Bastian challenges the widely popular theory that TSEs are caused by prions, which are composed of a misfolded form of major prion protein. He argues that TSEs are caused by an extremely small, cell wall deficient bacterium called Spiroplasma, and that prions are the result of the disease process. The lack of a cell wall means the bacterium is not susceptible to most common antibiotics such as penicillin, which target cell wall synthesis.
- Bastian first found Spiroplasma in the brain of a CJD patient in an autopsy in 1979.
- He reported in 1984 that Spiroplasma mirum strain GT-48 induces a microcystic spongiform encephalopathy in suckling rats that is similar to CJD.
- In 2007 he isolated Spiroplasma from scrapie and chronic wasting disease, cultured them, and inoculated them into sheep and deer.
- In 2014 Bastian reported that Spiroplasma forms biofilms which give them significant resistance to radiation, heat, and disinfectants.

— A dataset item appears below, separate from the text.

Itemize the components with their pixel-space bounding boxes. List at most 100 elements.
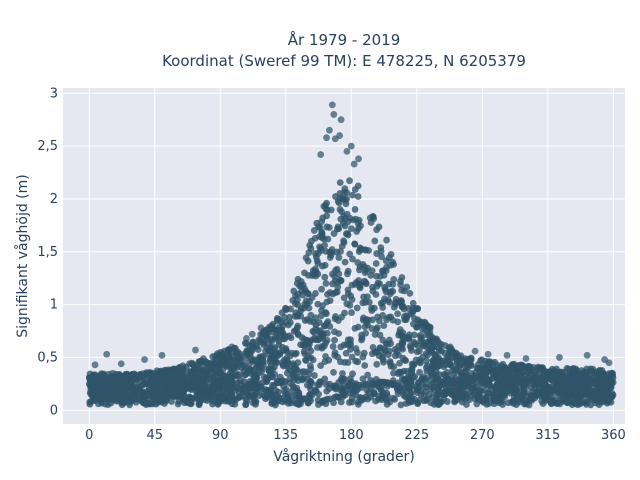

The biofilms also contain amyloids. The same article revisits many earlier arguments, including ones not listed here, and includes several new ones besides the biofilm observation.
Bastian, along with Laura Manuelidis of Yale University, who claims that TSEs are caused by an as yet undiscovered virus, are two of the main skeptics of the prion theory. Other scientists have so far been unable to duplicate his results, casting doubt on this hypothesis. Bastian however maintains that the inability to detect Spiroplasma in 100% of cases stems from genetic variability.